PROJÉTIL DE ARMA DE FOGO – RELATO DE CASO

INTRODUÇÃO
As fraturas de rádio e ulna são consideradas a terceira de maior ocorrência em
cães, correspondendo a aproximadamente 8,5-10,7% das fraturas, e
geralmente ocorrem por trauma (FERRIGNO et al., 2008; GIGLIO et al., 2006).
O local de maior ocorrência é a diáfise, principalmente no seu terço distal
(MEIRELLES, 2013). Dentre as causas mais comuns, podemos citar os
acidentes automobilísticos e com armas de fogo, além de quedas e saltos
quando relacionadas a animais menores. Elas podem ser completas ou
incompletas e variam desde uma fratura em galho verde até a uma forma
cominutiva (COSTA & SCHOSSLER, 2002). Em cães de médio a grande porte,
com menos de um ano, o prognóstico é positivo, com consolidação completa,
enquanto nas raças pequenas e minis, com mais de um ano, há uma taxa de
75% de ocorrência de problemas na síntese como: angulação e rotação no
local, não-união, união retardada ou má-união, rigidez articular e hiperextensão
do carpo, além do
desenvolvimento do desvio valgo. Tais exemplos demonstram a complexidade
do problema, visto que há uma menor vascularização, canal medular estreito e
pouco tecido muscular, aumentando as chances de fraturas abertas
(MEIRELLES, 2013; PIERMATTEI et al., 1986). O diagnóstico é realizado
através do histórico do paciente (presença de claudicação sem a sustentação
do peso), com exame físico podendo demonstrar edema, dor e crepitação, e
através de exames radiográficos para observação da extensão de lesão em
tecidos moles e ósseo (JOHNSON, 2014). Já o tratamento vai depender do tipo
de fratura e de sua localização. As técnicas variam de tratamento conservador,
em casos de fraturas oblíquas curtas ou transversais, fixação externa, indicada
para todos os tipos de fratura desses ossos, ou placas e parafusos, que são
recomendadas em caso de politraumatizados e no tratamento de não-união em
cães pequenos e de fraturas distais (COSTA & SCHOSSLER, 2002).
RELATO DE CASO
No dia 5 de agosto de 2021 foi encaminhado ao hospital veterinário, um cão,
macho, com cinco anos, não castrado, da raça Pitbull, pesando 25,5kg, com
histórico de lesão por arma de fogo em membro torácico direito após tentativa
de assalto na propriedade onde se localizava o animal. O tutor relata que o
acidente ocorreu quatro dias antes e que o animal foi levado, inicialmente, a um
veterinário local e foram solicitados exames radiográficos que confirmaram a
presença de fratura diafisária do tipo aberta, completa e cominutiva em terço
médio de rádio e ulna direitas, podendo ser classificada como fratura do tipo 2
por arma de fogo.
Logo na primeira consulta, o animal apresentava impotência funcional do
membro torácico direito e apresentava parâmetros vitais dentro do fisiológico.
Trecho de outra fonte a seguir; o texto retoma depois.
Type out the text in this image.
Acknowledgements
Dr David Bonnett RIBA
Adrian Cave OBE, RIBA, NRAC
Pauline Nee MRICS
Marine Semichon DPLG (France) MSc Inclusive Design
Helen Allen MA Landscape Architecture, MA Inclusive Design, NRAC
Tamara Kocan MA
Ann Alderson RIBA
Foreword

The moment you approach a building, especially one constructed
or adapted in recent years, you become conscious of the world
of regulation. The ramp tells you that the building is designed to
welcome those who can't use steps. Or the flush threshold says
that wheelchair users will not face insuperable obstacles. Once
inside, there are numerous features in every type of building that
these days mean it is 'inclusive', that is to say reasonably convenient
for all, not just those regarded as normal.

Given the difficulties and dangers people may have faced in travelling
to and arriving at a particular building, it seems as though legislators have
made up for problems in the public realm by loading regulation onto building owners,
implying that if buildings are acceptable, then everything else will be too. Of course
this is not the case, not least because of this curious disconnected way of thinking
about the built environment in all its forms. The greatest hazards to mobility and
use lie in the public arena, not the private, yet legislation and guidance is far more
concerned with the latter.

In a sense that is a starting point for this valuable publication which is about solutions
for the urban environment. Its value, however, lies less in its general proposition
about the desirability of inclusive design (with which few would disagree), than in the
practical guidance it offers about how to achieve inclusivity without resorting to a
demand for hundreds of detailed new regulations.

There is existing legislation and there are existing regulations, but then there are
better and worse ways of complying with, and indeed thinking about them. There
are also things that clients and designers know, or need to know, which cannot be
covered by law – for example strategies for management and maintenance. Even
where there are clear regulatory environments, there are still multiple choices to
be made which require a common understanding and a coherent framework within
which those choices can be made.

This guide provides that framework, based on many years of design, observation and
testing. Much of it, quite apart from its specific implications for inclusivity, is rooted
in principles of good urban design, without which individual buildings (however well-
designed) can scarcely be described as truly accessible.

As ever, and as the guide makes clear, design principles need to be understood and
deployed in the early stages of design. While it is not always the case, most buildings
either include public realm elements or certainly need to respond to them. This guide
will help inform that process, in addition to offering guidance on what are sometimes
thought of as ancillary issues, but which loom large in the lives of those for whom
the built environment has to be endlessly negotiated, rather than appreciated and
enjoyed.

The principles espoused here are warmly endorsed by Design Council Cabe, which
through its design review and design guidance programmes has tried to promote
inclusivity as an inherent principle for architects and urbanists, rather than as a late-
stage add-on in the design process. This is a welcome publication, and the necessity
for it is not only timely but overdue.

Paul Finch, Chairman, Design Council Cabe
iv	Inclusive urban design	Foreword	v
Foi realizada tricotomia ampla do membro e a limpeza dos pontos de entrada e
saída do projétil, pois havia contaminação do local, posteriormente sendo
elaborada uma tala em calha para proporcionar apoio ao membro acometido.
Foram requisitados nova radiografia e cultura e antibiograma da secreção
contaminada localizada nos pontos de entrada e saída (verificando-se a
presença de Staphylococcus aureus). Para uso em domicílio, foi receitado
Carprofeno BID durante 7 dias, Dipirona BID durante 5 dias, Tramadol BID
durante 5 dias, além de Amoxicilina + Clavulanato de Potássio BID por 7 dias.
Quatro dias da consulta, o paciente retornou para nova confecção de tala.
Apresentava forte odor e secreção no local, além de nova lesão ocasionada
pelo componente rígido da tala, sendo realizada limpeza com clorexidine. Dois
dias após a limpeza ambulatorial das feridas, o paciente retornou para nova
avaliação em mesmo estado. Após sedação, foi realizada nova limpeza com
desbridamento das lesões, pois apresentava sinais de necrose tecidual. Nessa
ocasião foram transmitidas informações e recomendações à proprietária, tendo
em vista a necessidade de tratamento cirúrgico da lesão.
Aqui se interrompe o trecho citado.